GHTC applauds passage of Global Health Innovation Act
Update: On Thursday, January 3, 2019, the President signed this legislation into law.
WASHINGTON, DC—The Global Health Technologies Coalition (GHTC) applauds yesterday’s Senate passage of the Global Health Innovation Act, a bipartisan bill to support efforts by the US Agency for International Development (USAID) to develop affordable, appropriate technologies to advance the health of people in the world’s poorest places.

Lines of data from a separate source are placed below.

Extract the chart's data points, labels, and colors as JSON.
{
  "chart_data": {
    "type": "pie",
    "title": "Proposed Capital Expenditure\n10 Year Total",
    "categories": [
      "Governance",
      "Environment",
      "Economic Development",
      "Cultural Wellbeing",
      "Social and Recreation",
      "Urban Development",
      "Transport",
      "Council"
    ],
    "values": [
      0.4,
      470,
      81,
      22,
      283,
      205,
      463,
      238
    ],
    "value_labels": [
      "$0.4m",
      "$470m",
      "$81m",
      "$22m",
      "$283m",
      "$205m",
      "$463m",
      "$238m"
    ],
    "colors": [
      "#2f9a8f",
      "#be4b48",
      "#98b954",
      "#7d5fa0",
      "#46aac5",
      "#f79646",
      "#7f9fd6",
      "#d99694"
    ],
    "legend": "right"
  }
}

The bill, which has already passed the House of Representatives, now heads to the President’s desk where he is expected to sign it into law.

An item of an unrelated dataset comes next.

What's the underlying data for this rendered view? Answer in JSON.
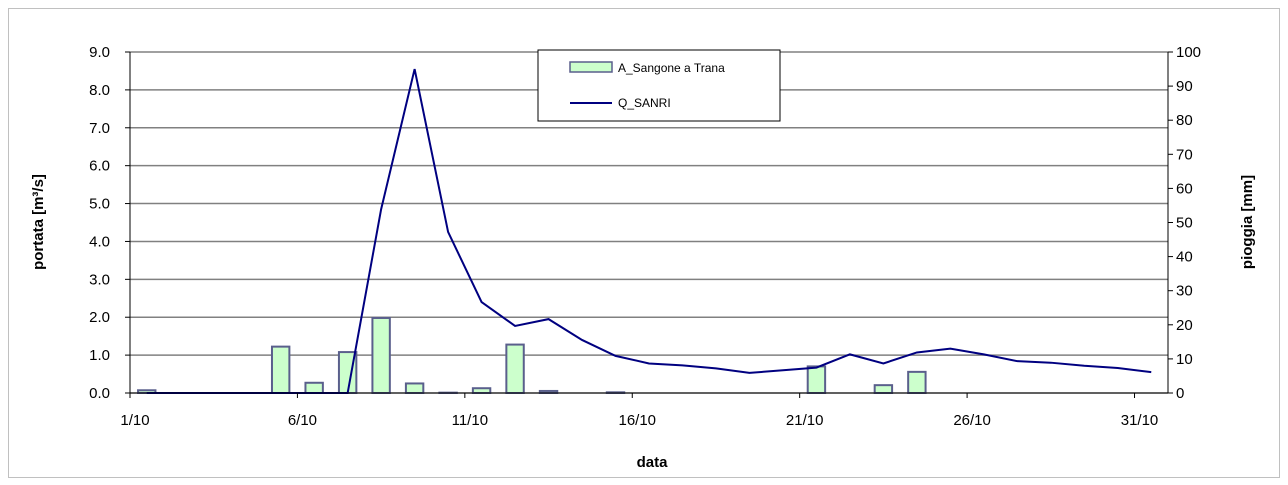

“Investments in research and development are critical to tackling the world’s greatest global health challenges and building a safer, healthier world for all,” said Emily Conron, US Policy and Advocacy Officer at GHTC. “Passage of this bill is a strong endorsement of the importance of continued US leadership in global health research and will help USAID continue to build upon and maximize the impact of its activities in this space.”

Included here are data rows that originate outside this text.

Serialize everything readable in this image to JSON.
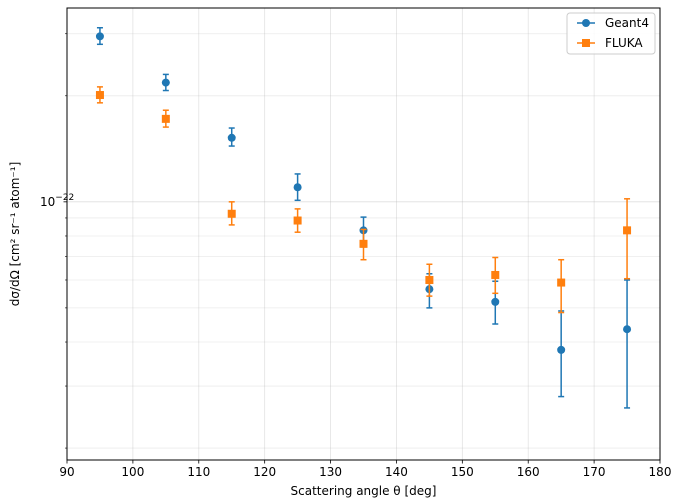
{
  "chart_data": {
    "type": "scatter",
    "title": "",
    "xlabel": "Scattering angle θ [deg]",
    "ylabel": "dσ/dΩ [cm² sr⁻¹ atom⁻¹]",
    "xlim": [
      90,
      180
    ],
    "ylim": [
      1.85e-23,
      3.55e-22
    ],
    "yscale": "log",
    "grid": true,
    "legend_position": "top-right",
    "x_ticks": [
      90,
      100,
      110,
      120,
      130,
      140,
      150,
      160,
      170,
      180
    ],
    "y_major_tick": {
      "value": 1e-22,
      "label": "10",
      "exponent": "−22"
    },
    "y_minor_ticks": [
      2e-23,
      3e-23,
      4e-23,
      5e-23,
      6e-23,
      7e-23,
      8e-23,
      9e-23,
      2e-22,
      3e-22
    ],
    "series": [
      {
        "name": "Geant4",
        "color": "#1f77b4",
        "marker": "circle",
        "points": [
          {
            "x": 95,
            "y": 2.95e-22,
            "err_lo": 2.8e-22,
            "err_hi": 3.12e-22
          },
          {
            "x": 105,
            "y": 2.18e-22,
            "err_lo": 2.07e-22,
            "err_hi": 2.3e-22
          },
          {
            "x": 115,
            "y": 1.52e-22,
            "err_lo": 1.44e-22,
            "err_hi": 1.62e-22
          },
          {
            "x": 125,
            "y": 1.1e-22,
            "err_lo": 1.01e-22,
            "err_hi": 1.2e-22
          },
          {
            "x": 135,
            "y": 8.3e-23,
            "err_lo": 7.45e-23,
            "err_hi": 9.05e-23
          },
          {
            "x": 145,
            "y": 5.65e-23,
            "err_lo": 5e-23,
            "err_hi": 6.25e-23
          },
          {
            "x": 155,
            "y": 5.2e-23,
            "err_lo": 4.5e-23,
            "err_hi": 5.95e-23
          },
          {
            "x": 165,
            "y": 3.8e-23,
            "err_lo": 2.8e-23,
            "err_hi": 4.9e-23
          },
          {
            "x": 175,
            "y": 4.35e-23,
            "err_lo": 2.6e-23,
            "err_hi": 6e-23
          }
        ]
      },
      {
        "name": "FLUKA",
        "color": "#ff7f0e",
        "marker": "square",
        "points": [
          {
            "x": 95,
            "y": 2.01e-22,
            "err_lo": 1.91e-22,
            "err_hi": 2.12e-22
          },
          {
            "x": 105,
            "y": 1.72e-22,
            "err_lo": 1.63e-22,
            "err_hi": 1.82e-22
          },
          {
            "x": 115,
            "y": 9.25e-23,
            "err_lo": 8.6e-23,
            "err_hi": 1e-22
          },
          {
            "x": 125,
            "y": 8.85e-23,
            "err_lo": 8.2e-23,
            "err_hi": 9.55e-23
          },
          {
            "x": 135,
            "y": 7.6e-23,
            "err_lo": 6.85e-23,
            "err_hi": 8.35e-23
          },
          {
            "x": 145,
            "y": 6e-23,
            "err_lo": 5.4e-23,
            "err_hi": 6.65e-23
          },
          {
            "x": 155,
            "y": 6.2e-23,
            "err_lo": 5.5e-23,
            "err_hi": 6.95e-23
          },
          {
            "x": 165,
            "y": 5.9e-23,
            "err_lo": 4.85e-23,
            "err_hi": 6.85e-23
          },
          {
            "x": 175,
            "y": 8.3e-23,
            "err_lo": 6.05e-23,
            "err_hi": 1.02e-22
          }
        ]
      }
    ]
  }
}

This legislation, long championed by GHTC, will enhance transparency and oversight to provide a clearer picture of USAID’s strategic engagement in health research and development (R&D) as part of the agency’s broader mission to empower partner nations with the tools needed to solve their health and development challenges. Specifically, the bill directs USAID to report annually to Congress on its health R&D activities, progress, and impact and articulate how the agency is working in coordination with other US agencies, donors, and through public-private partnership to maximize the effectiveness and efficiency of programs.
For decades, USAID has supported the development and scale up of low-cost, high-impact technologies to address the health needs of vulnerable populations worldwide. The agency has helped advance 22 new lifesaving global health technologies approved since 2000 and is supporting 36 promising products now in late-stage development.
The Global Health Innovation Act was introduced by Representatives Albio Sires (D-NJ) and Mario Diaz-Balart (R-FL). It passed the House of Representatives in January 2018 before progressing without amendment to the Senate.
“GHTC would like to thank Representatives Sires and Diaz-Balart and the many other members who supported this legislation and who have continued to make global health research a bipartisan priority,” said Conron.